Domani lo stesso potrebbe accadere per chiunque: per il futuro Gandhi o il futuro Mobutu, per il prossimo Sabin o il prossimo Duvalier. Perché si tratta di società private, ma esenti da qualsiasi controllo ex-post: prendono le loro decisioni in camera caritatis, scudate dalla Sezione 230 del Communications Decency Act che recita “nessun fornitore e nessun utilizzatore di servizi Internet può essere considerato responsabile, come editore o autore, di una qualsiasi informazione fornita da terzi”. Una norma del 1996, in termini informatici si tratta di parecchie Ere fa.

Non esistevano neppure i social all’epoca, e oggi sono la formula per comunicare più diffusa. E la bolla di opinioni concordanti che vi si veicola, complici gli algoritmi, accresce enormemente la loro capacità di convincimento. Ma i social sono “una compagnia tecnologica.
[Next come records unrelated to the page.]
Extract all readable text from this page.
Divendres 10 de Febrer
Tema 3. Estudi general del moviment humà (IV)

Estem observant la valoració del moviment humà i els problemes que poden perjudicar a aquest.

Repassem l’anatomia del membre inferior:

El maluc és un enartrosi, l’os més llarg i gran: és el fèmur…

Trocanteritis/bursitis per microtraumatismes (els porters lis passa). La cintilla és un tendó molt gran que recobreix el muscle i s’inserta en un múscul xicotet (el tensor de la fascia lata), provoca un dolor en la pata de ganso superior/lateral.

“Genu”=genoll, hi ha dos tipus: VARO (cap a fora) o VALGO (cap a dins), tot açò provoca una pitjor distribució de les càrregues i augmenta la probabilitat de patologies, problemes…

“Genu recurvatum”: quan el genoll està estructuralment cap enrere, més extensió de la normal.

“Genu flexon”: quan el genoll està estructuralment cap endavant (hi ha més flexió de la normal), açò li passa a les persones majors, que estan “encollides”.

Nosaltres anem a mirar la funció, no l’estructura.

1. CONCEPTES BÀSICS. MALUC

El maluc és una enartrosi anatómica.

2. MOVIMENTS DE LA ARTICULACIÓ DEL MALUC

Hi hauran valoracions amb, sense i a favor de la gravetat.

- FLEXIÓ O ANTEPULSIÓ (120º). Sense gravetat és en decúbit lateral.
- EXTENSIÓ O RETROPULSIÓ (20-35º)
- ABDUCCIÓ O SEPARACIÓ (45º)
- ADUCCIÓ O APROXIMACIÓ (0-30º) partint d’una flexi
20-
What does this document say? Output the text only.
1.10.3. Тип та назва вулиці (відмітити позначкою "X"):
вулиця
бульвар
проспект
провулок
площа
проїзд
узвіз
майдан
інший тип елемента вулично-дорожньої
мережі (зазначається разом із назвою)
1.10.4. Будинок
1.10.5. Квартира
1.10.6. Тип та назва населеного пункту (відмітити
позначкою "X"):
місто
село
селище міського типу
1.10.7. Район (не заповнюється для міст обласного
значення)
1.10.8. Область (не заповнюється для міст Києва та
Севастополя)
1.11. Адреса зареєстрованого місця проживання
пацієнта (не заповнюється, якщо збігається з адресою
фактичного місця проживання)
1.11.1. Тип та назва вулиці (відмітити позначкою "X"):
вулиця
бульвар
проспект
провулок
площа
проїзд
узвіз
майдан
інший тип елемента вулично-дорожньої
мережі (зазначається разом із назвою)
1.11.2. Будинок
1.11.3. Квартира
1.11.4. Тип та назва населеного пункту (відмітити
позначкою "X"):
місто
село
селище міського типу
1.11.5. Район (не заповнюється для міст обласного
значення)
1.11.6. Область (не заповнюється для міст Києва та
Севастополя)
L’attività principale è avere ingegneri che scrivono codici e costruiscono prodotti per altre persone”, come rispose Zuckerberg al deputato dell’Oregon che lo interrogava al Congresso sull’argomento.

Ed è proprio questo grande potere senza responsabilità che dovrebbe essere affrontato un volta per tutte, per chiarire limiti e capacità di azione circoscritta, non per ragionare in termini di Executive Orden contro la Section 230, come aveva fatto Trump a maggio del 2020, ma, come stanno sperabilmente accingendosi a fare i Paesi europei, per affrontare il gigantismo di soggetti cresciuti senza regole e ora forti abbastanza da rivaleggiare con le più grandi nazioni.